Gelassen und ohne Druck nutze ich die ganz kleinen Rampen, die wie Wellen waren. Für den Einstig war es wichtig sich warm zu machen und Abstand und Geschwindigkeit gut einschätzen zu können. Danach jumpte ich die Treppen mit dem Skateboard und als ich sicher war, ohne Schwierigkeiten das Gleichgewicht halten zu können und mich im Falle eines Sturzes fachgerecht abfangen zu können, da sah ich mich nach einer Rampe um, die ich ohne Zusatzgefahr befahren konnte.

Es gab nichts aufregenderes, als eine Rampe zu besteigen und zu wissen, dass man gleich mit einer hohen Geschwindigkeit den Nervenkitzel im Nacken spürte. Immer, wenn ich das obere Ende hochgeklettert war, hielt ich inne. So auch jetzt.

Tief atmete ich ein, positionierte mein Board und konzentrierte mich, studierte die Strecke vor mir und kontrollierte mein Gleichgewicht. Erst, als ich ein gutes Gefühl hatte, da stürzte ich mich auf die imaginäre Welle.
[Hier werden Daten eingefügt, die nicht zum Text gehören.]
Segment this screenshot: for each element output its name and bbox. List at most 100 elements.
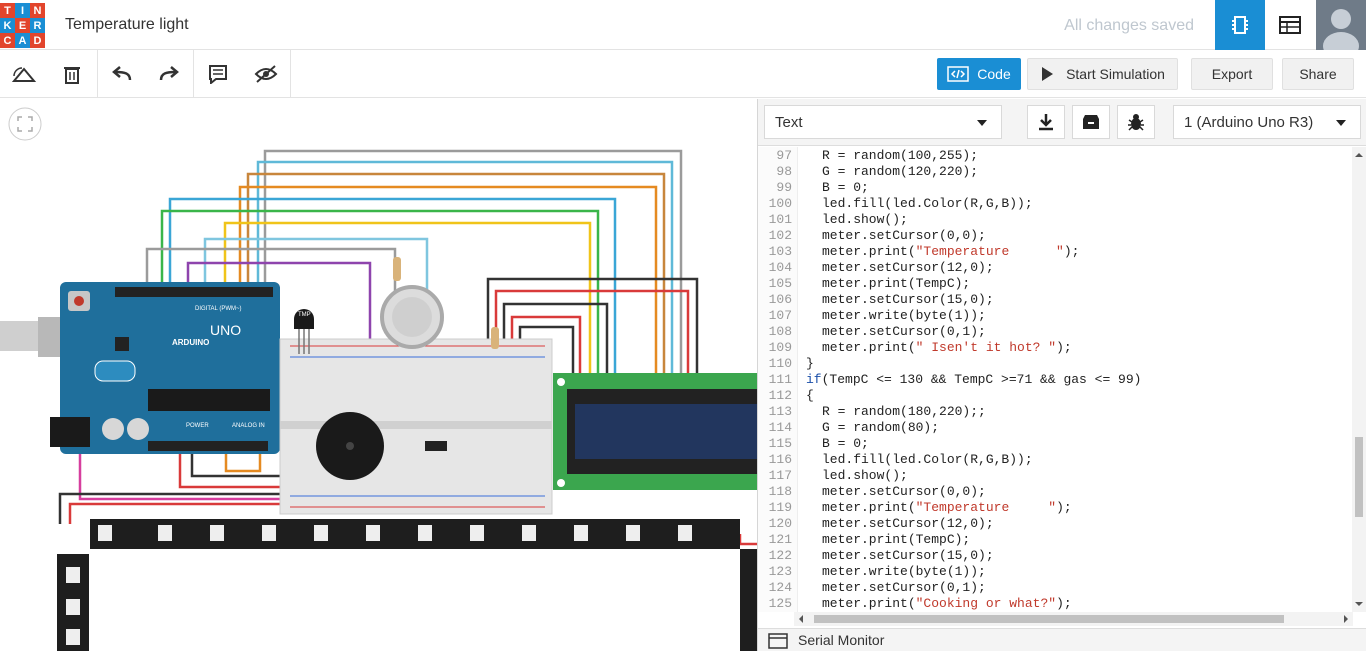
line-number: 124 [768,580,792,595]
notes-button[interactable] [204,60,232,88]
code-line[interactable]: R = random(100,255); [822,148,978,163]
code-line[interactable]: led.show(); [822,212,908,227]
code-line[interactable]: meter.setCursor(0,1); [822,324,986,339]
line-number: 114 [768,420,792,435]
code-line[interactable]: meter.setCursor(12,0); [822,516,994,531]
circuit-view-button[interactable] [1215,0,1265,50]
logo-letter: T [0,3,15,18]
slide-switch[interactable] [425,441,447,451]
serial-monitor-label: Serial Monitor [798,632,885,648]
line-number: 104 [768,260,792,275]
code-line[interactable]: led.fill(led.Color(R,G,B)); [822,196,1033,211]
code-line[interactable]: led.fill(led.Color(R,G,B)); [822,452,1033,467]
code-line[interactable]: meter.print(" Isen't it hot? "); [822,340,1072,355]
circuit-canvas[interactable]: UNO ARDUINO DIGITAL (PWM~) POWER ANALOG … [0,99,757,651]
line-number: 123 [768,564,792,579]
logo-letter: I [15,3,30,18]
redo-icon [159,66,179,81]
start-simulation-label: Start Simulation [1066,66,1165,82]
code-line[interactable]: R = random(180,220);; [822,404,986,419]
usb-cable [0,321,40,351]
undo-button[interactable] [108,60,136,88]
device-select[interactable]: 1 (Arduino Uno R3) [1173,105,1361,139]
tinkercad-logo[interactable]: TINKERCAD [0,3,45,48]
share-button[interactable]: Share [1282,58,1354,90]
line-number: 101 [768,212,792,227]
code-line[interactable]: meter.print("Temperature "); [822,500,1072,515]
line-number: 102 [768,228,792,243]
export-button[interactable]: Export [1191,58,1273,90]
code-line[interactable]: meter.setCursor(0,0); [822,228,986,243]
arduino-uno-board[interactable]: UNO ARDUINO DIGITAL (PWM~) POWER ANALOG … [50,282,280,454]
code-line[interactable]: meter.setCursor(15,0); [822,292,994,307]
editor-horizontal-scrollbar[interactable] [794,612,1353,626]
schematic-list-button[interactable] [1265,0,1315,50]
toolbar-divider [97,50,98,98]
code-button[interactable]: Code [937,58,1021,90]
toolbar-divider [290,50,291,98]
resistor[interactable] [491,327,499,349]
code-line[interactable]: B = 0; [822,436,869,451]
toggle-visibility-button[interactable] [252,60,280,88]
code-line[interactable]: if(TempC <= 130 && TempC >=71 && gas <= … [806,372,1141,387]
code-line[interactable]: meter.print("Temperature "); [822,244,1079,259]
scroll-thumb[interactable] [1355,437,1363,517]
resistor[interactable] [393,257,401,281]
user-avatar[interactable] [1316,0,1366,50]
download-code-button[interactable] [1027,105,1065,139]
start-simulation-button[interactable]: Start Simulation [1027,58,1178,90]
code-line[interactable]: meter.print("Cooking or what?"); [822,596,1072,611]
project-title[interactable]: Temperature light [65,16,189,34]
code-line[interactable]: meter.setCursor(0,0); [822,484,986,499]
line-number: 111 [768,372,792,387]
scroll-right-icon[interactable] [1341,612,1351,626]
line-number: 118 [768,484,792,499]
line-number: 117 [768,468,792,483]
gas-sensor[interactable] [380,285,444,349]
code-line[interactable]: meter.print(TempC); [822,276,970,291]
breadboard[interactable] [279,338,553,515]
redo-button[interactable] [155,60,183,88]
editor-vertical-scrollbar[interactable] [1352,147,1366,612]
code-line[interactable]: { [806,388,814,403]
neopixel-strip[interactable] [57,519,757,651]
logo-letter: A [15,33,30,48]
debugger-button[interactable] [1117,105,1155,139]
line-number: 109 [768,340,792,355]
code-line[interactable]: } [806,356,814,371]
bug-icon [1128,114,1144,131]
play-icon [1042,67,1054,81]
scroll-down-icon[interactable] [1352,599,1366,609]
code-line[interactable]: meter.setCursor(0,1); [822,580,986,595]
code-line[interactable]: led.show(); [822,468,908,483]
avatar-icon [1323,9,1359,50]
line-number: 120 [768,516,792,531]
code-line[interactable]: G = random(120,220); [822,164,978,179]
delete-button[interactable] [58,60,86,88]
code-line[interactable]: B = 0; [822,180,869,195]
lcd-display[interactable] [553,373,757,490]
code-line[interactable]: meter.setCursor(12,0); [822,260,994,275]
code-line[interactable]: meter.write(byte(1)); [822,564,986,579]
serial-monitor-bar[interactable]: Serial Monitor [758,628,1366,651]
undo-icon [112,66,132,81]
logo-letter: N [30,3,45,18]
code-line[interactable]: meter.setCursor(15,0); [822,548,994,563]
fit-view-icon[interactable] [8,107,42,141]
circuit-icon [1232,16,1248,34]
code-line[interactable]: G = random(80); [822,420,939,435]
scroll-left-icon[interactable] [796,612,806,626]
hscroll-thumb[interactable] [814,615,1284,623]
scroll-up-icon[interactable] [1352,150,1366,160]
logo-letter: K [0,18,15,33]
code-line[interactable]: meter.print(TempC); [822,532,970,547]
code-mode-value: Text [775,113,803,131]
save-status: All changes saved [1064,17,1194,34]
rotate-button[interactable] [10,60,38,88]
code-line[interactable]: meter.write(byte(1)); [822,308,986,323]
code-mode-select[interactable]: Text [764,105,1002,139]
code-editor[interactable]: 97 R = random(100,255); 98 G = random(120,2… [758,147,1366,612]
toolbar-divider [193,50,194,98]
line-number: 122 [768,548,792,563]
libraries-button[interactable] [1072,105,1110,139]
In solchen Momenten hörte ich nichts anderes, als die Rollen unter dem Brett und den Wind in meinen Ohren. Es war ein Spiel in dem es darum ging geschmeidig und anpassend zu bleiben. Von einer Klippe brauste ich zur nächsten und ich hatte das Gefühl zu tanzen, nur in Zeitlupe.
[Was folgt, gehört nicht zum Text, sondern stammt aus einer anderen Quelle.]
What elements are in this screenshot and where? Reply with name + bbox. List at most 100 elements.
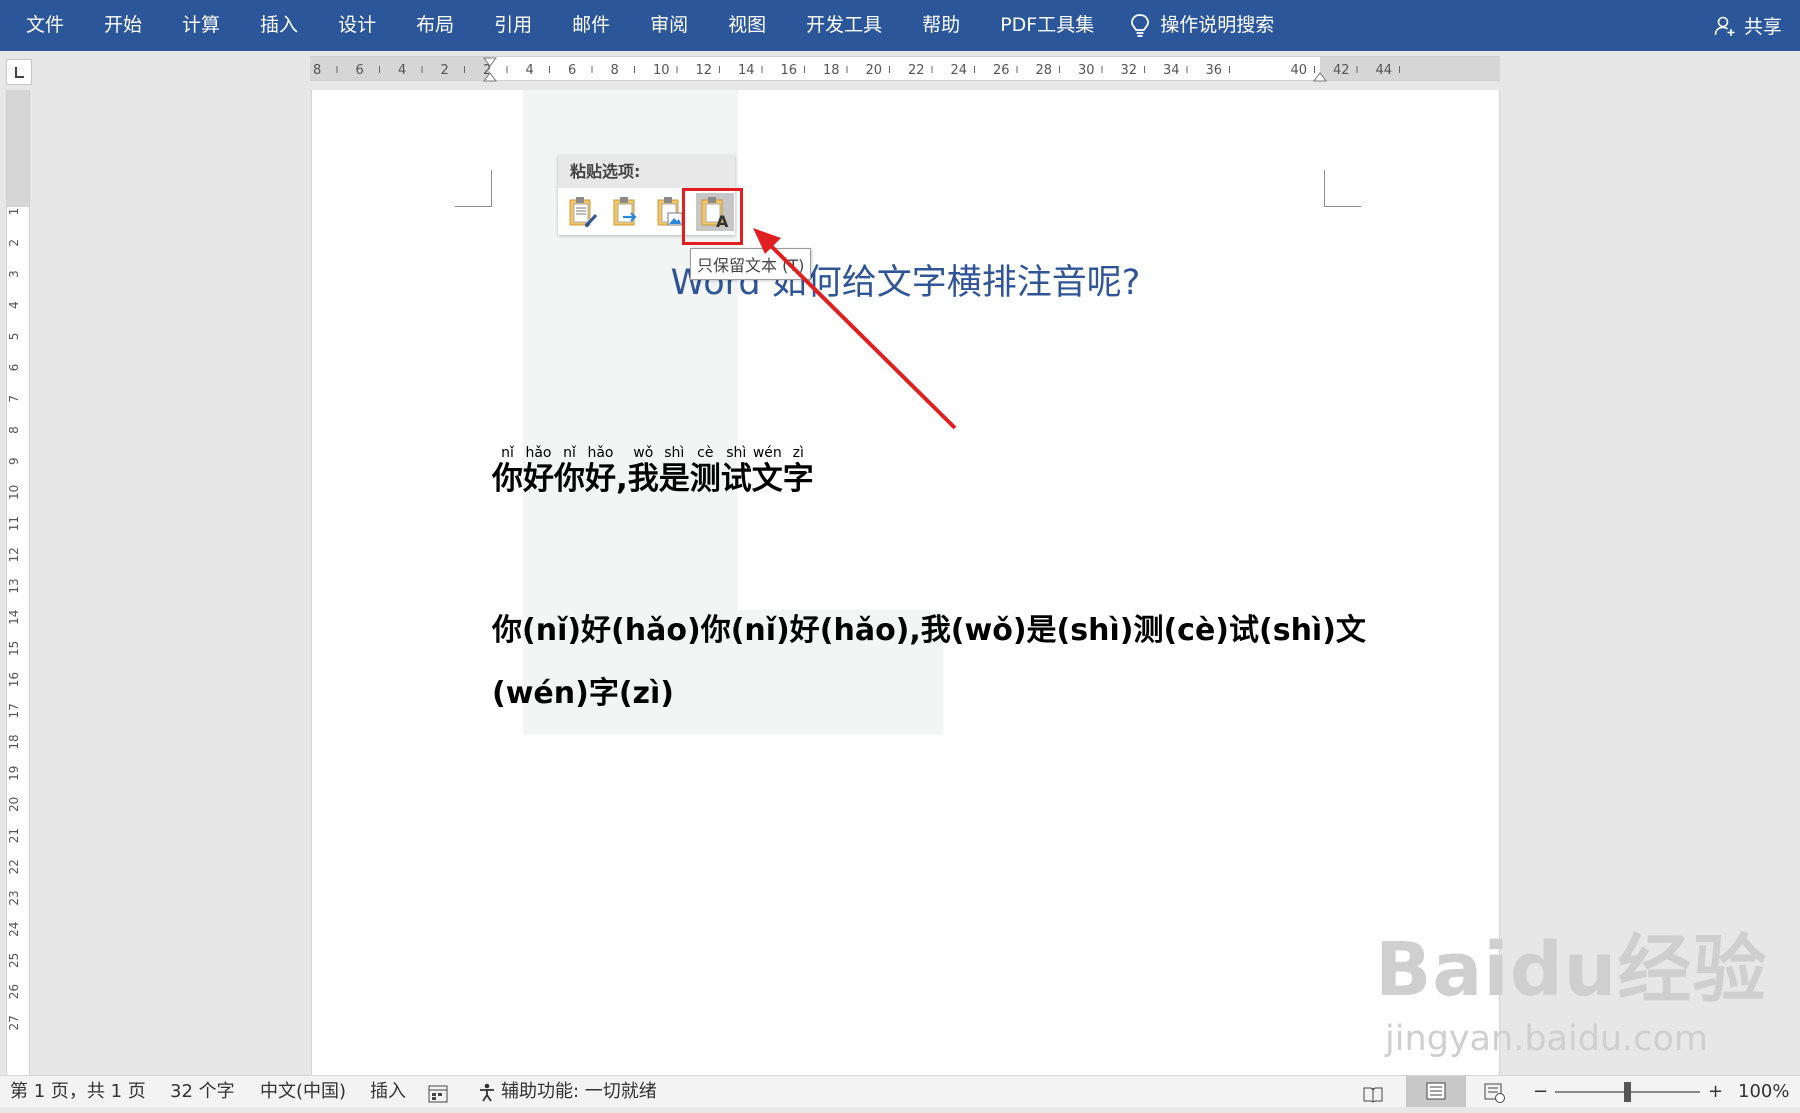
ribbon-tabs: 文件 开始 计算 插入 设计 布局 引用 邮件 审阅 视图 开发工具 帮助 PD… <box>0 0 1288 51</box>
tab-mailings[interactable]: 邮件 <box>552 0 630 51</box>
paste-keep-source-formatting-icon <box>569 197 598 227</box>
tab-home[interactable]: 开始 <box>84 0 162 51</box>
pinyin-paragraph-line-2[interactable]: (wén)字(zì) <box>492 668 674 712</box>
document-page[interactable]: Word 如何给文字横排注音呢? 你nǐ好hǎo你nǐ好hǎo,我wǒ是shì测… <box>311 90 1500 1075</box>
paste-options-header: 粘贴选项: <box>558 155 735 188</box>
paste-merge-formatting-icon <box>613 197 637 226</box>
ruler-label: 15 <box>7 641 21 656</box>
ruby-char: 我wǒ <box>627 445 659 497</box>
ruler-label: 24 <box>951 63 968 78</box>
tab-help[interactable]: 帮助 <box>902 0 980 51</box>
accessibility-label: 辅助功能: 一切就绪 <box>501 1081 657 1102</box>
zoom-slider-thumb[interactable] <box>1624 1082 1631 1102</box>
read-mode-icon[interactable] <box>1362 1082 1384 1113</box>
vertical-ruler[interactable]: 3211234567891011121314151617181920212223… <box>6 90 30 1075</box>
ruler-label: 32 <box>1121 63 1138 78</box>
highlight-box <box>682 188 743 245</box>
paste-keep-source-formatting-button[interactable] <box>564 193 602 231</box>
ruby-char: 文wén <box>751 445 783 497</box>
ruler-label: 36 <box>1206 63 1223 78</box>
ribbon: 文件 开始 计算 插入 设计 布局 引用 邮件 审阅 视图 开发工具 帮助 PD… <box>0 0 1800 51</box>
print-layout-icon <box>1426 1082 1446 1100</box>
print-layout-button[interactable] <box>1406 1076 1466 1107</box>
tab-references[interactable]: 引用 <box>474 0 552 51</box>
ruler-label: 42 <box>1333 63 1350 78</box>
accessibility-status[interactable]: 辅助功能: 一切就绪 <box>477 1076 657 1107</box>
ruler-label: 14 <box>7 610 21 625</box>
tab-layout[interactable]: 布局 <box>396 0 474 51</box>
horizontal-ruler[interactable]: 8 6 4 2 2 4 6 8 10 12 14 16 18 20 22 24 26 28 30 32 34 36 40 42… <box>310 56 1500 82</box>
vertical-ruler-ticks: 3211234567891011121314151617181920212223… <box>7 96 21 1030</box>
ruler-label: 2 <box>441 63 449 78</box>
person-add-icon <box>1714 16 1735 36</box>
ruby-char: 是shì <box>658 445 690 497</box>
pinyin-annotation: wén <box>751 445 783 461</box>
ruler-label: 10 <box>653 63 670 78</box>
ruby-char: 试shì <box>720 445 752 497</box>
pinyin-annotation: wǒ <box>627 445 659 461</box>
ruler-label: 4 <box>398 63 406 78</box>
tab-developer[interactable]: 开发工具 <box>786 0 902 51</box>
ruler-label: 22 <box>908 63 925 78</box>
share-label: 共享 <box>1743 16 1782 38</box>
ruler-label: 14 <box>738 63 755 78</box>
ruler-ticks: 8 6 4 2 2 4 6 8 10 12 14 16 18 20 22 24 26 28 30 32 34 36 40 42… <box>313 57 1400 82</box>
ruler-label: 20 <box>866 63 883 78</box>
pinyin-annotation: nǐ <box>554 445 585 461</box>
tab-stop-selector[interactable] <box>6 59 32 85</box>
paste-merge-formatting-button[interactable] <box>608 193 646 231</box>
web-layout-icon[interactable] <box>1484 1082 1506 1113</box>
tab-design[interactable]: 设计 <box>318 0 396 51</box>
ruler-label: 12 <box>696 63 713 78</box>
pinyin-annotation: hǎo <box>585 445 616 461</box>
ruler-label: 8 <box>611 63 619 78</box>
indent-marker <box>1313 72 1327 82</box>
word-count[interactable]: 32 个字 <box>170 1076 235 1107</box>
ruby-annotated-text[interactable]: 你nǐ好hǎo你nǐ好hǎo,我wǒ是shì测cè试shì文wén字zì <box>492 445 814 498</box>
tab-file[interactable]: 文件 <box>0 0 84 51</box>
ruler-label: 13 <box>7 578 21 593</box>
page-count[interactable]: 第 1 页，共 1 页 <box>10 1076 146 1107</box>
zoom-out-button[interactable]: − <box>1533 1076 1548 1107</box>
ruler-label: 9 <box>7 457 21 465</box>
ruby-char: 你nǐ <box>492 445 523 497</box>
language-indicator[interactable]: 中文(中国) <box>260 1076 346 1107</box>
zoom-in-button[interactable]: + <box>1708 1076 1723 1107</box>
tab-insert[interactable]: 插入 <box>240 0 318 51</box>
ruler-label: 34 <box>1163 63 1180 78</box>
ruler-label: 4 <box>526 63 534 78</box>
ruby-char: 测cè <box>689 445 721 497</box>
ruler-label: 1 <box>7 208 21 216</box>
ruler-label: 40 <box>1291 63 1308 78</box>
document-title[interactable]: Word 如何给文字横排注音呢? <box>312 254 1499 305</box>
ruler-label: 4 <box>7 301 21 309</box>
ruler-label: 3 <box>7 270 21 278</box>
ruler-label: 19 <box>7 766 21 781</box>
ruby-char: 好hǎo <box>523 445 554 497</box>
tab-review[interactable]: 审阅 <box>630 0 708 51</box>
ruler-label: 22 <box>7 859 21 874</box>
tell-me-search[interactable]: 操作说明搜索 <box>1114 0 1288 51</box>
ruler-label: 24 <box>7 922 21 937</box>
ruler-label: 16 <box>7 672 21 687</box>
lightbulb-icon <box>1131 13 1150 37</box>
pinyin-annotation: cè <box>689 445 721 461</box>
insert-mode-indicator[interactable]: 插入 <box>370 1076 406 1107</box>
ruler-label: 18 <box>823 63 840 78</box>
tab-calculate[interactable]: 计算 <box>162 0 240 51</box>
zoom-level[interactable]: 100% <box>1738 1076 1789 1107</box>
tell-me-label: 操作说明搜索 <box>1160 14 1275 36</box>
crop-mark-right <box>1324 170 1361 207</box>
ruler-label: 6 <box>7 364 21 372</box>
ruler-label: 26 <box>7 984 21 999</box>
tab-pdf-tools[interactable]: PDF工具集 <box>980 0 1114 51</box>
macro-record-icon[interactable] <box>428 1082 448 1113</box>
pinyin-paragraph-line-1[interactable]: 你(nǐ)好(hǎo)你(nǐ)好(hǎo),我(wǒ)是(shì)测(cè)试… <box>492 605 1366 649</box>
paste-button-tooltip: 只保留文本 (T) <box>690 248 812 280</box>
pinyin-annotation: zì <box>782 445 814 461</box>
tab-view[interactable]: 视图 <box>708 0 786 51</box>
ruler-label: 44 <box>1376 63 1393 78</box>
ruler-label: 20 <box>7 797 21 812</box>
share-button[interactable]: 共享 <box>1714 0 1782 51</box>
pinyin-annotation: hǎo <box>523 445 554 461</box>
Ich genoss das aus vollem Herzen und für eine kurze Zeit rückte alles in den Hintergrund. Die Nachhilfe, der Streit mit Liberty, das schlechte gewissen gegenüber meiner Granny, die Lügen die ich Niall auftischte, der Druck wie 21 zu wirken, einen Plan für nach der Schulzeit zu finden... und dann gab es ja auch noch das Versprechen sich ehrenamtlich zu engagieren.

All das konnte ich für einen Augenblick ausblenden.

So lange, bis ich merkte, dass meine Konzentration nachließ und ich an einem Ende der Rampe hielt und dafür sorgte, dass ich oben sicher landete. Sobald meine Füße wieder festen Boden unter sich spürten, da taumelte ich.

Manchmal war es, als hätte man Tempo aus meinem Leben genommen, oder die Slow-Taste gedrückt. Dabei war das hier nur die Normalität. Ich merkte, dass ich heftig atmete und mein Puls sich beruhigte. Das Adrenalin schüttelte sich immer noch aus und ich glaubte berauscht zu sein.

Ein wenig so, als würde ich Niall küssen, und doch wieder anders.

„Verdammt!", murmelte ich. Denn wie gerne würde ich einmal an Niall denken, ohne dabei im Hinterkopf haben zu müssen, dass ich bei ihm 'Blair' war. Vorsichtig setzte ich mich auf den Rand der Rampe und sah über den Skaterplatz. Weiter hinten konnte man das Meer sehen.

„Surfen", murmelte ich. Vorfreude machte sich breit. „Das wird toll werden." Und ich würde dafür sorgen, dass Niall es mochte.

Dabei hatte ich zwei Dinge vergessen.

Ich konnte nicht an meinem üblichen Platz mit ihm surfen. Man würde mich erkennen und es käme nicht gut, wenn man mich Bonnie nannte. Denn ganz sicher liefen wir dort Bekannten aus der Schule über den Weg. Zweitens, ich hatte keinen Badeanzug oder Bikini, der nicht entweder niedlich oder extrem sportlich war.

Was ich brauchte war irgendetwas dazwischen.

Ich seufzte tief: „Toll..." - eher nicht.

Das hieß, ich musste shoppen und dieses mal konnte ich weder Granny, noch Liberty um Hilfe bitten. Es wurde Zeit das alleine hinzukriegen.


- - -


Guten Abend oder guten Morgen, je nachdem, wann ich euch erwische ;)

Endlich ist es geschafft, Zwischenkapitel ziehen sich schreibtechnisch immer ein wenig. Aber es war nötig, weil ich möchte, dass sich Bonnies Leben nicht nur um Niall dreht. Das hat mich bei Bella & Edward immer sehr gestört. Weiß überhaupt noch jemand, wer die beiden sind? XD

Was ist eure liebste Pizza? 

Ich kann mich nie entscheiden, alle, außer Thunfischpizzen sind toll! x) Hätte nie gedacht, dass ich das echt mal sage. Vor zwei Jahren mochte ich Pizza nicht einmal besonders und jetzt könnte ich sie immer essen.